Blake Marshall, co-owner of Luca Lu, also realizes that destination shopping in addition to the recession has made things much harder for her business. The boutique plans to close mid-March.

“Our loyal customers continued to shop with us, but we had very few opportunities to bring in new customers because of our location,” Marshall said. Luca Lu’s storefront is barely visible from the road.

One storefront in Selwyn Corners has no problem being noticed from the road: Renee George Gallery. “I have people tell me they are stopping in because they noticed I changed the work on the wall,” said Renee George McColl, owner of the art gallery.

McColl recognizes that things have been slow, but after being open for only two months, she is very happy with the turnout. She believes the condominiums being built across the street will also help the situation in the future.

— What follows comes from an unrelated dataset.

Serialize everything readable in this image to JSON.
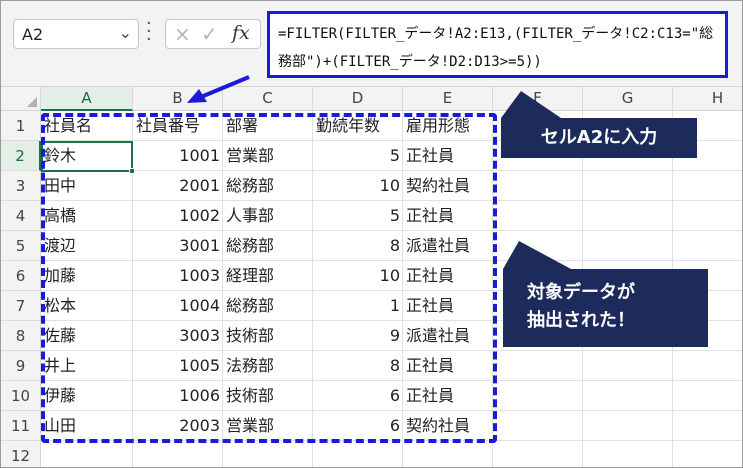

The art gallery and antique store owners both hope for more shops like theirs to open in the available spots because they can use destination shopping to their advantage. Shoppers who are looking to visit galleries or go antiquing do not want to deal with getting in and out of the car.

“Being clustered helps our business,” said McColl. It also helps that art and furniture are investments, and people can rationalize spending money on long-term items rather than trendy clothes.

It was evident that the surrounding store owners were saddened by the closing of their neighbor shops, but the owner of the antique store on Selwyn Avenue pointed out that not all businesses are doing poorly. “Focusing on the negative will only make matters worse,” she said.